Dix ans ont passé entre Le Vent se lève et Kamitachi…, mais Miyazaki ne s’est pas éloigné de la Seconde Guerre en s’inspirant du roman du éponyme de Yoshino Genzaburo, paru en 1937. Cette fois, le garçon se nomme Mahito ; sa mère est tuée lors d’un bombardement sur Tokyo. Une année passe, son père épouse la sœur cadette de sa femme. Natsuko habite la campagne, ils s’y installent, façon Totoro, où Mahito ne tarde pas de rencontrer l’une de ces créatures qui peuplent l’univers du cinéaste.
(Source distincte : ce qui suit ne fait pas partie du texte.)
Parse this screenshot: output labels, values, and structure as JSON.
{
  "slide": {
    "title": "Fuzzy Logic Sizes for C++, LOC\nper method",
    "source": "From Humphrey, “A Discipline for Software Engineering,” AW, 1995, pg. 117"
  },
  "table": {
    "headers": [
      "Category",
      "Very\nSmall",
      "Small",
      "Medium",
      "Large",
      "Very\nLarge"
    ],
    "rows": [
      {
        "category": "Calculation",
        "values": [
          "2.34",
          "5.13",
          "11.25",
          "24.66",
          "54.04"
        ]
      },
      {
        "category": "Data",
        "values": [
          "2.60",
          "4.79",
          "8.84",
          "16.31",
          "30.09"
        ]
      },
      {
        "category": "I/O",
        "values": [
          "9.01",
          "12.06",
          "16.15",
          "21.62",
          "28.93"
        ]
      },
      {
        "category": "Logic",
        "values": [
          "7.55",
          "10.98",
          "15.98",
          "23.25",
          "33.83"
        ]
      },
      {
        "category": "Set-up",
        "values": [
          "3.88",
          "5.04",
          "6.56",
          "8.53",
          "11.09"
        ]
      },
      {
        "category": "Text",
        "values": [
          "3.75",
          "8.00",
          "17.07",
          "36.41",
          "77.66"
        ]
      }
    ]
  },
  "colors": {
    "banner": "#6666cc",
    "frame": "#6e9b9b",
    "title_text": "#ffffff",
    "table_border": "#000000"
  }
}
Un héron qui parle et qui l’invite à pénétrer un monde fantastique dans lequel Natsuko a disparu. Une fois n’est pas coutume, l’enfant devra traverser un tunnel qui le fait oublier où se trouvait l’entrée. Le parcours qui le mènera à sa mère, les personnages qu’il croise et qui lui apportent leurs concours, vaut pour une incarnation d’un retour sur la carrière de Miyazaki. Le cinéaste cite non seulement son œuvre d’une séquence à l’autre – tout y passe ou presque, de Cagliostro au Château dans le ciel, de Kiki à Chihiro, mais insère également une dette affectueuse au Roi et l’Oiseau de Paul Grimault, et sa complicité admirative avec Moebius. Mahito est débordé à plus d’une reprise par cet excès d’icônes ; ceux-ci ont cependant saisi leur rôle, d’assurer la sortie du récit, pour le garçon et pour le réalisateur qui semble cette fois faire ses adieux.

Miyazaki, à son habitude, ne scelle rien tant qu’il restera l’un des siens. La question est bien ‘comment vis tu ?’, et Natsuko qui risque d’un plan à l’autre de périr, en réchappe. Et bien que le film fait de Mahito un orphelin de guerre dès le début du film,  le cinéaste n’en fait pas un tombeau pour autant. On ne sait si la porte de cette maison de campagne sera fermée à clé ou non, comme la maison de Mitaka, où se trouvent le Studio et le Musée Ghibli. Le Parc Ghibli ouvra le printemps dernier à Aichi, une véritable réussite. De nouveaux courts-métrages s’y glisseront, le temps de résoudre le mystère post-Miyazaki.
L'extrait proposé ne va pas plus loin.